Another advantage is that they provide a certain level of abstraction. Whilst some bindings can't be swapped out with other alternatives due to the service-specific nature of the data they deal with, the ability to swap out components has potential to be very useful in dev/test environments, where you may not want or need to actually communicate with a real service.

The key weakness of bindings is that they usually expose a fairly limited subset of capabilities of the underlying platform. So if you are a power user, then you may prefer to just use the SDK of the service directly. And of course Dapr doesn't prevent you from doing that - bindings are completely optional.

The cron binding

The binding I want to focus on particularly is a bit of a special case. It's the "cron" binding. Rather than supporting connection to an external system, this makes it easy to set up scheduled tasks.

To set this up, you need to define a component YAML file. You can just copy an example, and customise the schedule to meet your needs. This supports a regular cron syntax and some simplified shortcuts like @every 5m for every five minutes as shown below.

The only 'advanced' thing I've done is limited this component to only apply to a single Dapr service by using the scopes property - in this example the catalog service.

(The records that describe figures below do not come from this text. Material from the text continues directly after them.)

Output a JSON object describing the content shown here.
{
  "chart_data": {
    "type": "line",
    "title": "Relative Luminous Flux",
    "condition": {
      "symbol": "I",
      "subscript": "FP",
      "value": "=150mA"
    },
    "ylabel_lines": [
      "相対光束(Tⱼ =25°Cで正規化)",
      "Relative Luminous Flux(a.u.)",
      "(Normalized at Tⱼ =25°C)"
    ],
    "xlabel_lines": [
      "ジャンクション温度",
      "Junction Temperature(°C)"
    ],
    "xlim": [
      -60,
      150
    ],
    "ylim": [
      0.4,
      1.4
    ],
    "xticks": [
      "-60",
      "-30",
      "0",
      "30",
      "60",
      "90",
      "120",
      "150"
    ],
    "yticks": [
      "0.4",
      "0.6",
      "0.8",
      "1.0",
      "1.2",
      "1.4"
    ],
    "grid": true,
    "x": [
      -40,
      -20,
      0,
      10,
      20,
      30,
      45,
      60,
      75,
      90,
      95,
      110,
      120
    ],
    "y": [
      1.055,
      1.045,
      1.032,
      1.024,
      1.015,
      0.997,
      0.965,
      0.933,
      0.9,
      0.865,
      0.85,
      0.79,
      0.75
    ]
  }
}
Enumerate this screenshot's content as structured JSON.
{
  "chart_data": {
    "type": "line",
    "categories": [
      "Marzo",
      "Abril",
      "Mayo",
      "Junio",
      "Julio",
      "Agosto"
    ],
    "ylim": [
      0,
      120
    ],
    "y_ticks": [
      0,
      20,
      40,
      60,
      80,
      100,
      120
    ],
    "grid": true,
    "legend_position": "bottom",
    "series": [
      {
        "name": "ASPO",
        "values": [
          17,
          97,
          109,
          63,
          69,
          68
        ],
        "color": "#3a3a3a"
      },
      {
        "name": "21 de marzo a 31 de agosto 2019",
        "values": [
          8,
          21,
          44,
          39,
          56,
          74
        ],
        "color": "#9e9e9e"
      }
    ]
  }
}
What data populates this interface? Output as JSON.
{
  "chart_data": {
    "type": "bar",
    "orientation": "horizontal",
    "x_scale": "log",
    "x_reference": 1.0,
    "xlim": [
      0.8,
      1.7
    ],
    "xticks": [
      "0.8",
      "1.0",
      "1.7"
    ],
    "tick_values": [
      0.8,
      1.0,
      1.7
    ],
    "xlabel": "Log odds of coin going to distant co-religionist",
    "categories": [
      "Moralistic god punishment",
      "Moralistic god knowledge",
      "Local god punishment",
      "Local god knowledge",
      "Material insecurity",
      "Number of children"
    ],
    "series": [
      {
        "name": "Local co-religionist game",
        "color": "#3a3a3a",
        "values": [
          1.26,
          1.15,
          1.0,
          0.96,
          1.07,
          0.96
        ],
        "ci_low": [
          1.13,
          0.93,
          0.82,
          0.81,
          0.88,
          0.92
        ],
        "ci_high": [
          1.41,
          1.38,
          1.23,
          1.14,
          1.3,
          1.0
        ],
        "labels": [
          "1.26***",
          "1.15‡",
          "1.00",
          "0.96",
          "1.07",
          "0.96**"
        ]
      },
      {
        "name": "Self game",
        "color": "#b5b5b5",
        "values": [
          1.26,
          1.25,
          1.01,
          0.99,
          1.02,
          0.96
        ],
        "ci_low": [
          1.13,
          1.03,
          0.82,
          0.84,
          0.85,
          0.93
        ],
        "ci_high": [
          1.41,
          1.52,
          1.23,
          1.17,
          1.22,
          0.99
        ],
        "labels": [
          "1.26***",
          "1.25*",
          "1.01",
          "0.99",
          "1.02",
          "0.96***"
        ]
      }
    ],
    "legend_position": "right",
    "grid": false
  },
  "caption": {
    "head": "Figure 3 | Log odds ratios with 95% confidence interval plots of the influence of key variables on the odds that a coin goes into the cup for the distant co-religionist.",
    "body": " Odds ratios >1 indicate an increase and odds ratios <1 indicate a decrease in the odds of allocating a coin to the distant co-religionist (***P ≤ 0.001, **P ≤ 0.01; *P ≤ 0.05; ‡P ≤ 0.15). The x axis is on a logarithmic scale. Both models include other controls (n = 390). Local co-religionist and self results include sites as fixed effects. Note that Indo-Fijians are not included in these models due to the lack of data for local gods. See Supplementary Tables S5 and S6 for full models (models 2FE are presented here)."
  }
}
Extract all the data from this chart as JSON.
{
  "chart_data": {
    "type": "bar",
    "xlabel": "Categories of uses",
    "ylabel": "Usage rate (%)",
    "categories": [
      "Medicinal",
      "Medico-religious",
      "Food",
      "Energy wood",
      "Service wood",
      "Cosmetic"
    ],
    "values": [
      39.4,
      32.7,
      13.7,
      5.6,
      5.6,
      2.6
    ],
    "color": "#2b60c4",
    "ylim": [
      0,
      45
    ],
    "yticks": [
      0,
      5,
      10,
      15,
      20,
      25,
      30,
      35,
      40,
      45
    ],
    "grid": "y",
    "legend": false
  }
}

apiVersion: dapr.io/v1alpha1
kind: Component
metadata:
  name: scheduled
  namespace: default
spec:
  type: bindings.cron
  version: v1
  metadata:
  - name: schedule
    value: "@every 5m"
scopes:
- catalog

Now all we need to do is listen on an endpoint that matches the name of our component. In this example it's called scheduled. Note that this will be made as a HTTP POST request, so in the example below I'm showing how a simple Node.js Express application can receive calls on the /scheduled endpoint and write a message to the console.

app.post('/scheduled', async function(req, res){
  console.log("scheduled endpoint called", req.body)
  res.status(200).send()
});

If we run this, we'll see that the /scheduled endpoint is called every five minutes by the Dapr sidecar.

And that's all there is to it. Of course, Dapr doesn't force you to use any of its building blocks, so if you already have a solution for scheduled tasks, then feel free to keep using it. But if not, it's great that Dapr provides such a simple to use option out of the box.